她壓著脾氣,控制著吐出的話語,力求不讓自己失控。

在六爺認錯後,那股邪火仍旺,杜丹卻在此時閉上眼,連做幾個深呼吸。

……

做為一宅之主,當眾發一頓脾氣簡單容易,可杜丹沒忽略現下六位爺的人手全圍在場邊。她質問、責難的舉止等同是在眾人面前薄了被針對的那人的顏面。

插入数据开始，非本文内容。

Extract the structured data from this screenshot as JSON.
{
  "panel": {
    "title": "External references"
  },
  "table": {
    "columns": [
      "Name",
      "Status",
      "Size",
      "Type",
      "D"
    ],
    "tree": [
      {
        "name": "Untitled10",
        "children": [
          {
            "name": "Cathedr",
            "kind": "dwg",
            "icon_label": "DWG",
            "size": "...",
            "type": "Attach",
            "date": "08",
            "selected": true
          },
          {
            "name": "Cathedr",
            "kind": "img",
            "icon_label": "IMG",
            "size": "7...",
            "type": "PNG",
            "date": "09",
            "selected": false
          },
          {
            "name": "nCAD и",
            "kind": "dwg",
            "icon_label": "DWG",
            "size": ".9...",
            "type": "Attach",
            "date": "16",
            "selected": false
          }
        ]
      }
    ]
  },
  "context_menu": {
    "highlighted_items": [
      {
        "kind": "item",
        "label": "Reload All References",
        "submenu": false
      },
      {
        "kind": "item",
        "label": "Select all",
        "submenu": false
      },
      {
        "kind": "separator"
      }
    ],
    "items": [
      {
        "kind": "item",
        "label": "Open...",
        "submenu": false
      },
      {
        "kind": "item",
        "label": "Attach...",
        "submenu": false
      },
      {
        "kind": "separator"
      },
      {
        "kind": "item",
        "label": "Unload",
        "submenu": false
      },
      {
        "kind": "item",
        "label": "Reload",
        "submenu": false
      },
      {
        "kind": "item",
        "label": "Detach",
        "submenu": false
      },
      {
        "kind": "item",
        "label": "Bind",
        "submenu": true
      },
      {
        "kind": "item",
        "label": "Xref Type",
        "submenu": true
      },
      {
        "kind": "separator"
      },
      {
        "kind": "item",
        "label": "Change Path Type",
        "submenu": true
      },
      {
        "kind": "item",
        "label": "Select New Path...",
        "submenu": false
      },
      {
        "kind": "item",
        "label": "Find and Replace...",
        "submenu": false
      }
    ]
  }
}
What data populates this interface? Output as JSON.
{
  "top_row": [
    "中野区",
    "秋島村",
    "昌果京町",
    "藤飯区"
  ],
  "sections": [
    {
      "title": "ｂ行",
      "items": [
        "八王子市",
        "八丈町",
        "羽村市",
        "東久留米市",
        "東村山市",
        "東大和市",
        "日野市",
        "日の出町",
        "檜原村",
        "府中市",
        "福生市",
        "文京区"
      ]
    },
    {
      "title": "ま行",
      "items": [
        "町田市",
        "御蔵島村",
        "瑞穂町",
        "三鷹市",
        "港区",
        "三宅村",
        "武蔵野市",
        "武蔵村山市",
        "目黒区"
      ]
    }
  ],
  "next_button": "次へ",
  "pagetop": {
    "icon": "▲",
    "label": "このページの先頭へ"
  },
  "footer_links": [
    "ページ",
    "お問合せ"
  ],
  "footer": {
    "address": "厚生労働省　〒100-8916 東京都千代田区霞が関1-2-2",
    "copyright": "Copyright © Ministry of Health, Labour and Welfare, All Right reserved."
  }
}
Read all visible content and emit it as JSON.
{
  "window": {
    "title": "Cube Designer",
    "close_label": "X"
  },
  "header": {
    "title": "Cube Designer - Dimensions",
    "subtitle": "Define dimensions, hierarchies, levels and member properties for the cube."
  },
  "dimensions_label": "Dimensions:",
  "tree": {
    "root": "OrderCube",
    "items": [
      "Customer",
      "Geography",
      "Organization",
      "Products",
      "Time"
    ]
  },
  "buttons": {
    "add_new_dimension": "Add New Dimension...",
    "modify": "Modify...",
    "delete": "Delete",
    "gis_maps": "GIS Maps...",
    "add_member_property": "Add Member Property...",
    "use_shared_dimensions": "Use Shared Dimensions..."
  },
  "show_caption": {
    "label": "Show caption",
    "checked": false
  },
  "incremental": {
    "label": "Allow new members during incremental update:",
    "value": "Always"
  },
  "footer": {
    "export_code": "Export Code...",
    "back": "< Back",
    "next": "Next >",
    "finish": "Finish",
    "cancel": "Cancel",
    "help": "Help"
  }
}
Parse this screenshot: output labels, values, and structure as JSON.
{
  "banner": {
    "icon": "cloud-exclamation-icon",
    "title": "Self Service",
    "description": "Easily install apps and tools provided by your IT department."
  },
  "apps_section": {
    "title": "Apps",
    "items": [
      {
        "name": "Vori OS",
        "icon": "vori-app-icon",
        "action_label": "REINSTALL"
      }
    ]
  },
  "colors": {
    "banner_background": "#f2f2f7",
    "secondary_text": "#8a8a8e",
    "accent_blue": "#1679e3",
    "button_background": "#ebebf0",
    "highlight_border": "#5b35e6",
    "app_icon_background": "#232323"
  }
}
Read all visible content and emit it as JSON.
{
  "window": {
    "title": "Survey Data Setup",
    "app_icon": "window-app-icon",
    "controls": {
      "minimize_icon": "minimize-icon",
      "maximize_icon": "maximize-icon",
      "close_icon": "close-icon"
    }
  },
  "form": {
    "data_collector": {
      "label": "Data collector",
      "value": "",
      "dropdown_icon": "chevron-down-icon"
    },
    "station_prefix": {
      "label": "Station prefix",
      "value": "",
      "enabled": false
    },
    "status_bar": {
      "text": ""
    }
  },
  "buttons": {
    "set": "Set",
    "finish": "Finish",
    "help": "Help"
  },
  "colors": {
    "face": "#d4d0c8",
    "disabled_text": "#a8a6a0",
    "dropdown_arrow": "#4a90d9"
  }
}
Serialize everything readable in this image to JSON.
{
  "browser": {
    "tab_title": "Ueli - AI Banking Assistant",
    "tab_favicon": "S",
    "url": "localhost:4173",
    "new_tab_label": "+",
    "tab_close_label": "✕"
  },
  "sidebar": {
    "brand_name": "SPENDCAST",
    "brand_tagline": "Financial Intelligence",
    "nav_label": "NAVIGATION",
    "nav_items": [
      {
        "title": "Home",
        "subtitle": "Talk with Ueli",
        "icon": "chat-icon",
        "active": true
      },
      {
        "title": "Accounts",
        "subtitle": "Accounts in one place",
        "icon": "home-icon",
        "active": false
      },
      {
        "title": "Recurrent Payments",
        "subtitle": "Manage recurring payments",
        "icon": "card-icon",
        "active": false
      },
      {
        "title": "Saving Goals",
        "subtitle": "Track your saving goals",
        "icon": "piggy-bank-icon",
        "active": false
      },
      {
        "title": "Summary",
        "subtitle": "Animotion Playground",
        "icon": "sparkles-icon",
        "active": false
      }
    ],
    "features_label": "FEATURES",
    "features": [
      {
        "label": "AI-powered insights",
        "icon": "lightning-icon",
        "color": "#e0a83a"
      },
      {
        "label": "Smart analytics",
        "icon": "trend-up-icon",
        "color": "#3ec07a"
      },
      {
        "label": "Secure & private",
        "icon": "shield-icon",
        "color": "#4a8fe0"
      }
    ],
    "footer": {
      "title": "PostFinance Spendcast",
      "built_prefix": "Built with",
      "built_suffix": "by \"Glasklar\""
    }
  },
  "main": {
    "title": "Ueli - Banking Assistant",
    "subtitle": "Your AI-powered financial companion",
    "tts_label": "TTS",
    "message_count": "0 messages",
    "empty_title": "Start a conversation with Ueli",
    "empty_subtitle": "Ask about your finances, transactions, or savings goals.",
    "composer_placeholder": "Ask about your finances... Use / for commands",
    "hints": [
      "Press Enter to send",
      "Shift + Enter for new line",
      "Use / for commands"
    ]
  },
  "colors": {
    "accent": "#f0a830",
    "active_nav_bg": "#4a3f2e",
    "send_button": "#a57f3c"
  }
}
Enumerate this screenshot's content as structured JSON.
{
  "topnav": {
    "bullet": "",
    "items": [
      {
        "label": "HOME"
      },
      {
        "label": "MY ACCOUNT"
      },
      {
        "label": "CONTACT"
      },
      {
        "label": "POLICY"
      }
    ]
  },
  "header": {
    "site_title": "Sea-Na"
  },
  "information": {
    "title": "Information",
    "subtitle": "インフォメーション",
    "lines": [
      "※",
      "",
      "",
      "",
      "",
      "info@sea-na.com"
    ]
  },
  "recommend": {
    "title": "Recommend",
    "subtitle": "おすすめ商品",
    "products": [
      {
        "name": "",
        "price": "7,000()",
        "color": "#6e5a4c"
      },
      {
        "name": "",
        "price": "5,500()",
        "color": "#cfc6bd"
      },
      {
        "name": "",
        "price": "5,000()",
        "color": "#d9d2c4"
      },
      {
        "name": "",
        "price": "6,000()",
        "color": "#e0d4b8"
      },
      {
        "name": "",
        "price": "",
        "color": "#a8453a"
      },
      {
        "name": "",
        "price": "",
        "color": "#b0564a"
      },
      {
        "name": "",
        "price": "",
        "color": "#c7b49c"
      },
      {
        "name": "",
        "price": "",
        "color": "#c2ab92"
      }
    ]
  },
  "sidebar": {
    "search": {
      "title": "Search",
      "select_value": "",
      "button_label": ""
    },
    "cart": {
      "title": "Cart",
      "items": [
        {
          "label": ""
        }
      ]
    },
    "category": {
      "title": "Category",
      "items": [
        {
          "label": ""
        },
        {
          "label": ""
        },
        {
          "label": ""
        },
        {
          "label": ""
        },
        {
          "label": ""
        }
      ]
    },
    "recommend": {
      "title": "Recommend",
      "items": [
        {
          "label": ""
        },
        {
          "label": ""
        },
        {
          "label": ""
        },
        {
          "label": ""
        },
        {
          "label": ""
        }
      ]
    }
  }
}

夫妻相處,就是再氣,都別為逞一時發洩而失去尊重、壞了感情。就是再氣,為了幾位爺的面子,她都得強按住情緒。

靜下來溝通。

深知自己現下情緒不適合說話,杜丹抑著顫抖,盡力維持平常語氣:

「大爺、二爺來我那兒,我有事找你倆。」

說完,在離去前,她又補了一句:「今兒不過去香月廳了,各自用膳吧。」

轉頭離去的她,已經瞧不出入場時的激動。

慌慌張張、儀容不整地中止比試,沒一會兒又沉著如常……三侍的人馬對杜丹尚不熟悉,只覺得上一秒夫上舉止還像個膽小浮躁、沒見過世面的婦道人家,下一秒在場中站得筆挺的那嬌小身影,氣勢已透出一股無形壓迫……

幾位爺默不作聲。

底下的人大氣亦不敢亂喘。

場上靜謐,唯火把光影跳躍。

……

回房路上,頂上天空如墨中注水,已顯灰色。

離了人群,心急給跑出六爺院子的杜丹,才覺得自己穿得少了,冷空氣不斷滲進衣裡,肌上狂冒寒粟子。

此時皮氏抱著毛裘由後頭追上她。

「外頭還涼,夫上多加件衣服。」

剛才杜丹跑得快,鑽進人群裡皮氏沒找著,現在總算追上。

替主子披上毛裘,讓人趕緊回去點燈準備。待杜丹回到自己院子時,已是燈火通明,空氣中有淡淡的炭火味道,混著下人奉上的茶香味。

杜丹回到房裡,人直接倚上榻。

在她後頭入門的谷逍遙直接過去牽起她的手,替她把脈。後又摸摸她額頭、脖子幾處,之後甚至脫了她的鞋,搓起她的腳掌。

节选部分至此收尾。